The late spring of 2020 will undoubtedly go down in the history books as one of the most tumultuous in British history. For anyone looking to buy or sell their home, it meant putting plans on ice and staying put for the best part of three months as the market went into a deep freeze.

As this freeze began to thaw in late May, most buyers and sellers who had agreed deals prior to the onset of the pandemic but had not exchanged, kept to their word. Buyers planning to live in their home for the long-term in particular remained committed to purchases. Where London vendors did lose a buyer, 26% were subsequently able to achieve a higher price than previously agreed.

The easing of lockdown, coupled with a cut to most stamp duty bills, has brought a host of new buyers into the market. For the first time since late 2014, buyer numbers across every London borough are higher than they were at the same time last year, with 18% more purchasers registering in July 2020 than last year. The large number of new buyers starting their search suggests that the usual summer slowdown seems unlikely this year with house hunters committed to playing catch-up and the prospects for a summer holiday fairly limited.


For the first time in six years buyer numbers are up in every London borough……with the largest increases reserved for outer, more suburban zones.

First-time buyers have made up the bulk of this uplift with 38% more registering in July than at the same time last year. Investor numbers in the capital are also up 11% over the same period but from a low base. Investors already in the market had typically been struggling to get a foothold, with a mismatch between their own and vendor price expectations.

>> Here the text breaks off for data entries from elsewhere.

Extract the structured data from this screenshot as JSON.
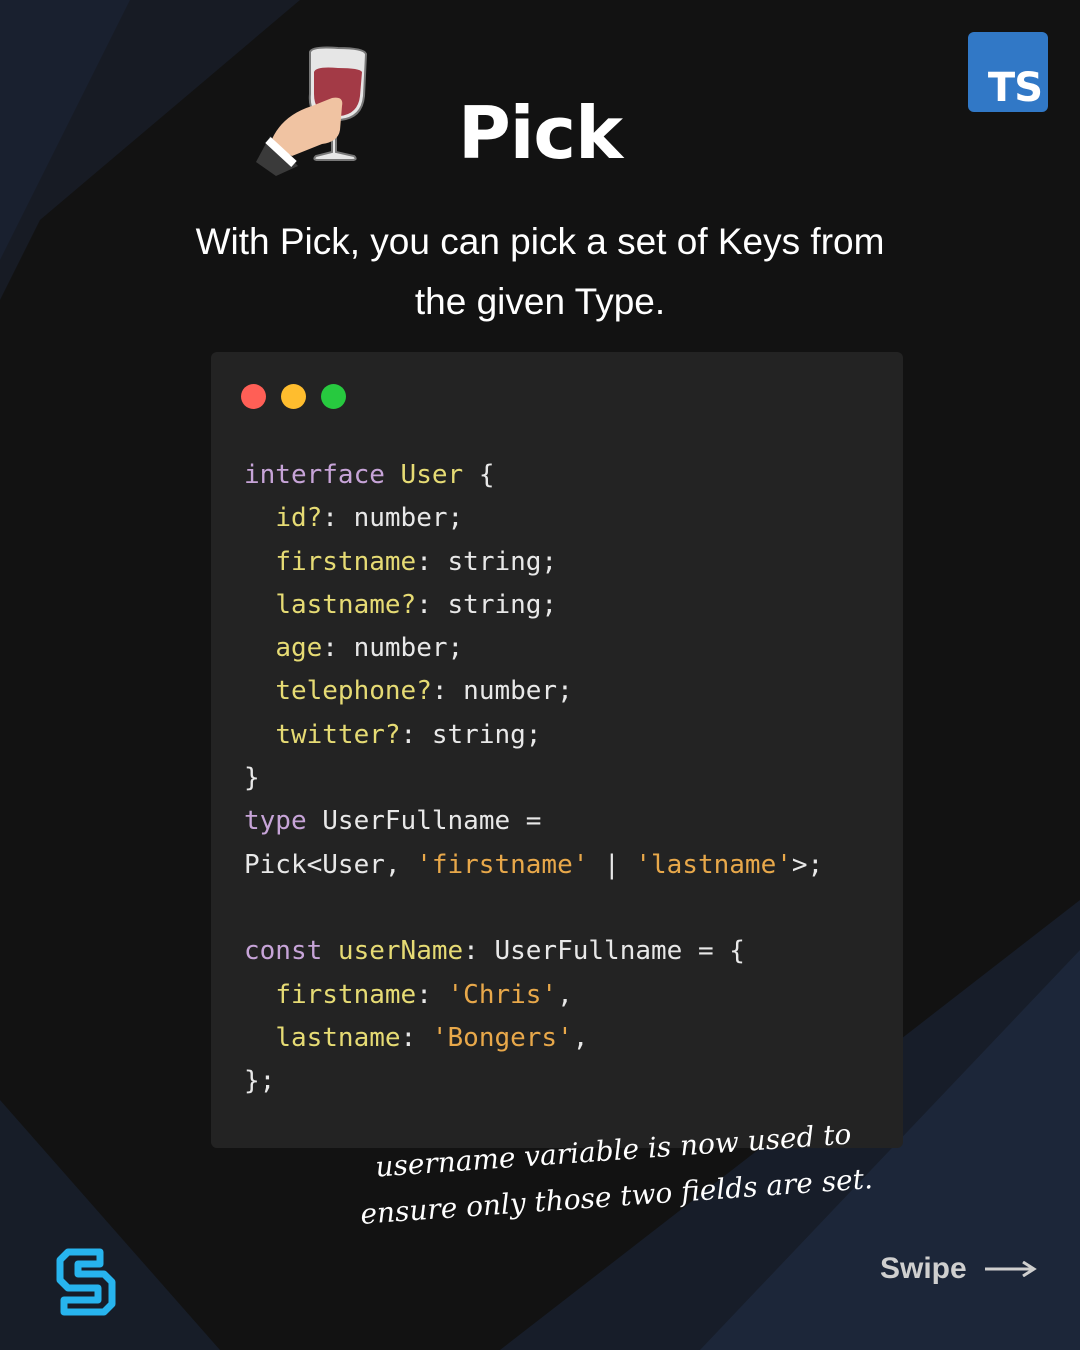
{
  "badge": {
    "text": "TS",
    "color": "#3178c6"
  },
  "header": {
    "title": "Pick",
    "subtitle_line1": "With Pick, you can pick a set of Keys from",
    "subtitle_line2": "the given Type.",
    "emoji_icon": "wine-glass-hand-icon"
  },
  "code_window": {
    "dots": [
      "#ff5f56",
      "#ffbd2e",
      "#27c93f"
    ],
    "lines": [
      [
        {
          "t": "interface ",
          "c": "kw"
        },
        {
          "t": "User",
          "c": "type"
        },
        {
          "t": " {",
          "c": "plain"
        }
      ],
      [
        {
          "t": "  ",
          "c": "plain"
        },
        {
          "t": "id?",
          "c": "prop"
        },
        {
          "t": ": number;",
          "c": "plain"
        }
      ],
      [
        {
          "t": "  ",
          "c": "plain"
        },
        {
          "t": "firstname",
          "c": "prop"
        },
        {
          "t": ": string;",
          "c": "plain"
        }
      ],
      [
        {
          "t": "  ",
          "c": "plain"
        },
        {
          "t": "lastname?",
          "c": "prop"
        },
        {
          "t": ": string;",
          "c": "plain"
        }
      ],
      [
        {
          "t": "  ",
          "c": "plain"
        },
        {
          "t": "age",
          "c": "prop"
        },
        {
          "t": ": number;",
          "c": "plain"
        }
      ],
      [
        {
          "t": "  ",
          "c": "plain"
        },
        {
          "t": "telephone?",
          "c": "prop"
        },
        {
          "t": ": number;",
          "c": "plain"
        }
      ],
      [
        {
          "t": "  ",
          "c": "plain"
        },
        {
          "t": "twitter?",
          "c": "prop"
        },
        {
          "t": ": string;",
          "c": "plain"
        }
      ],
      [
        {
          "t": "}",
          "c": "plain"
        }
      ],
      [
        {
          "t": "type ",
          "c": "kw"
        },
        {
          "t": "UserFullname =",
          "c": "plain"
        }
      ],
      [
        {
          "t": "Pick<User, ",
          "c": "plain"
        },
        {
          "t": "'firstname'",
          "c": "str"
        },
        {
          "t": " | ",
          "c": "plain"
        },
        {
          "t": "'lastname'",
          "c": "str"
        },
        {
          "t": ">;",
          "c": "plain"
        }
      ],
      [
        {
          "t": "",
          "c": "plain"
        }
      ],
      [
        {
          "t": "const ",
          "c": "kw"
        },
        {
          "t": "userName",
          "c": "prop"
        },
        {
          "t": ": UserFullname = {",
          "c": "plain"
        }
      ],
      [
        {
          "t": "  ",
          "c": "plain"
        },
        {
          "t": "firstname",
          "c": "prop"
        },
        {
          "t": ": ",
          "c": "plain"
        },
        {
          "t": "'Chris'",
          "c": "str"
        },
        {
          "t": ",",
          "c": "plain"
        }
      ],
      [
        {
          "t": "  ",
          "c": "plain"
        },
        {
          "t": "lastname",
          "c": "prop"
        },
        {
          "t": ": ",
          "c": "plain"
        },
        {
          "t": "'Bongers'",
          "c": "str"
        },
        {
          "t": ",",
          "c": "plain"
        }
      ],
      [
        {
          "t": "};",
          "c": "plain"
        }
      ]
    ]
  },
  "note": {
    "line1": "username variable is now used to",
    "line2": "ensure only those two fields are set."
  },
  "footer": {
    "logo_icon": "brand-logo-icon",
    "swipe_label": "Swipe",
    "arrow_icon": "arrow-right-icon"
  }
}
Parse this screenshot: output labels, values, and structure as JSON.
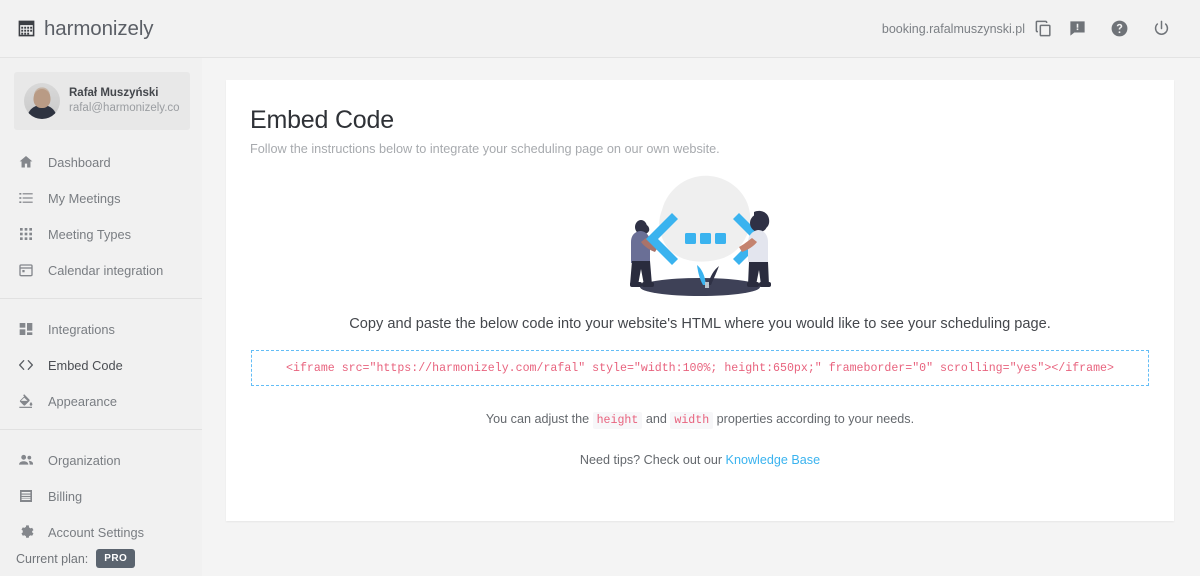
{
  "header": {
    "brand_name": "harmonizely",
    "brand_icon": "calendar-icon",
    "booking_url": "booking.rafalmuszynski.pl",
    "copy_icon": "copy-icon",
    "feedback_icon": "feedback-icon",
    "help_icon": "help-icon",
    "logout_icon": "power-icon"
  },
  "sidebar": {
    "profile": {
      "name": "Rafał Muszyński",
      "email": "rafal@harmonizely.com"
    },
    "groups": [
      {
        "items": [
          {
            "label": "Dashboard",
            "icon": "home-icon",
            "active": false
          },
          {
            "label": "My Meetings",
            "icon": "list-icon",
            "active": false
          },
          {
            "label": "Meeting Types",
            "icon": "grid-icon",
            "active": false
          },
          {
            "label": "Calendar integration",
            "icon": "calendar-icon",
            "active": false
          }
        ]
      },
      {
        "items": [
          {
            "label": "Integrations",
            "icon": "blocks-icon",
            "active": false
          },
          {
            "label": "Embed Code",
            "icon": "code-brackets-icon",
            "active": true
          },
          {
            "label": "Appearance",
            "icon": "paint-bucket-icon",
            "active": false
          }
        ]
      },
      {
        "items": [
          {
            "label": "Organization",
            "icon": "people-icon",
            "active": false
          },
          {
            "label": "Billing",
            "icon": "invoice-icon",
            "active": false
          },
          {
            "label": "Account Settings",
            "icon": "gear-icon",
            "active": false
          }
        ]
      }
    ],
    "plan_label": "Current plan:",
    "plan_badge": "PRO"
  },
  "main": {
    "title": "Embed Code",
    "subtitle": "Follow the instructions below to integrate your scheduling page on our own website.",
    "illustration": "code-brackets-illustration",
    "copy_instruction": "Copy and paste the below code into your website's HTML where you would like to see your scheduling page.",
    "embed_code": "<iframe src=\"https://harmonizely.com/rafal\" style=\"width:100%; height:650px;\" frameborder=\"0\" scrolling=\"yes\"></iframe>",
    "adjust_note": {
      "prefix": "You can adjust the",
      "code_1": "height",
      "middle": "and",
      "code_2": "width",
      "suffix": "properties according to your needs."
    },
    "tips_note": {
      "prefix": "Need tips? Check out our",
      "link": "Knowledge Base"
    }
  },
  "colors": {
    "accent_link": "#3ab3ef",
    "code_text": "#e8637e",
    "dashed_border": "#63bdf6",
    "badge_bg": "#5b646f"
  }
}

While coronavirus could have been a cliff edge moment for the London market, a shortage of stock has ensured it was not, with prices in the capital underpinned by relatively few homes on the market. Across London there are 6% fewer homes for sale than at the same time as last year, with homes coming onto the market at pre-pandemic prices of early 2020. A limited amount of new stock has meant over two thirds (69%) of homes sold in June came onto the market before lockdown commenced.

There are signs however that the health of the market coupled with a stamp duty holiday have started to tempt would-be sellers off their hands, bringing forward moves that would have happened later in the year. Market appraisals in the capital are running at 33% above last year’s levels (10% up outside London) suggesting sellers have a positive outlook for the second half of 2020.

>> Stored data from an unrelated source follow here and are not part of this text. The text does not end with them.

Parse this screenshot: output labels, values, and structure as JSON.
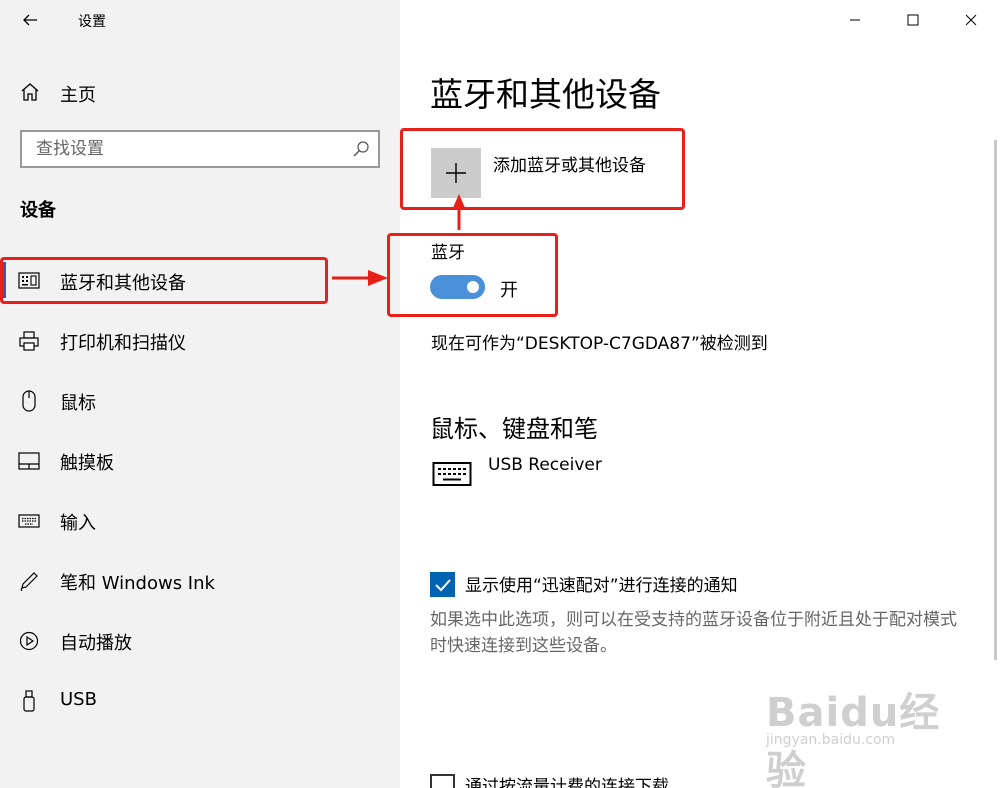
{
  "window": {
    "title": "设置"
  },
  "sidebar": {
    "home_label": "主页",
    "search_placeholder": "查找设置",
    "section_title": "设备",
    "items": [
      {
        "label": "蓝牙和其他设备",
        "icon": "bluetooth-devices-icon",
        "active": true
      },
      {
        "label": "打印机和扫描仪",
        "icon": "printer-icon"
      },
      {
        "label": "鼠标",
        "icon": "mouse-icon"
      },
      {
        "label": "触摸板",
        "icon": "touchpad-icon"
      },
      {
        "label": "输入",
        "icon": "keyboard-icon"
      },
      {
        "label": "笔和 Windows Ink",
        "icon": "pen-icon"
      },
      {
        "label": "自动播放",
        "icon": "autoplay-icon"
      },
      {
        "label": "USB",
        "icon": "usb-icon"
      }
    ]
  },
  "main": {
    "title": "蓝牙和其他设备",
    "add_device_label": "添加蓝牙或其他设备",
    "bluetooth_label": "蓝牙",
    "bluetooth_state": "开",
    "bluetooth_on": true,
    "discoverable_text": "现在可作为“DESKTOP-C7GDA87”被检测到",
    "mouse_section_title": "鼠标、键盘和笔",
    "devices": [
      {
        "name": "USB Receiver",
        "icon": "keyboard-icon"
      }
    ],
    "swift_pair_label": "显示使用“迅速配对”进行连接的通知",
    "swift_pair_checked": true,
    "swift_pair_description": "如果选中此选项，则可以在受支持的蓝牙设备位于附近且处于配对模式时快速连接到这些设备。",
    "metered_label": "通过按流量计费的连接下载",
    "metered_checked": false
  },
  "watermark": {
    "logo": "Baidu经验",
    "url": "jingyan.baidu.com"
  },
  "colors": {
    "sidebar_bg": "#f2f2f2",
    "accent": "#0063b1",
    "toggle_on": "#4a90d9",
    "active_indicator": "#3a56b6",
    "annotation_red": "#e8201a"
  }
}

This pent-up demand has translated into tangible interest for vendors…

..with both pre and post lockdown instructions selling. Homes that came onto the market before April have made up 63% of sales since lockdown was eased.


One of the early trends to emerge as the housing market reopened has been the reassurance of the capital’s established suburban markets. They have long been a bellwether for the London market as a whole, and have been among the first places to see the largest uplift in buyer numbers over June and July. While many of London’s older suburbs are typically not as well connected to central London as neighbourhoods further in, over the last few months buyers have become less worried about transport links and more interested in the home itself.

With more time spent in the house, buyers have begun to revaluate what they want from where they live. And a garden, or at least access to a shared one, is increasingly near the top of buyers wish lists. Around half of homes sold in London so far this year have access to a garden, ranging from around a third in zone one to over three quarters in zone six. And in the months since lockdown began, a divide has emerged between the time to sell a home with and without a garden.

During July, homes with a garden in London sold 33 days faster than those without (across the UK it was 20 days). Last year, the gap was just 14 days in the capital. As the market adjusts to a new normal, this differential has grown to the widest it has been since records began. The desire for green space also translates beyond the time to sell and into what those sellers able to offer a garden can achieve. In the last month homes with a garden in the capital have realised 1.1% more of their initial asking price than those which do not – 99.6% against 98.5%.

This differential in the time taken to sell comes on the back of homes across London (and the rest of the country too) being on the market for longer as viewings were prohibited over lockdown. Homes sold as the market reopened had been up for sale for an average of 120 days, more than twice as long as the same time last year (although if the time spent locked down is excluded, the figure is comparable to July 2019). Subsequently time to sell has steadily declined throughout June and into July, in suburban outer London markets in particular, as buyers resumed their search in earnest.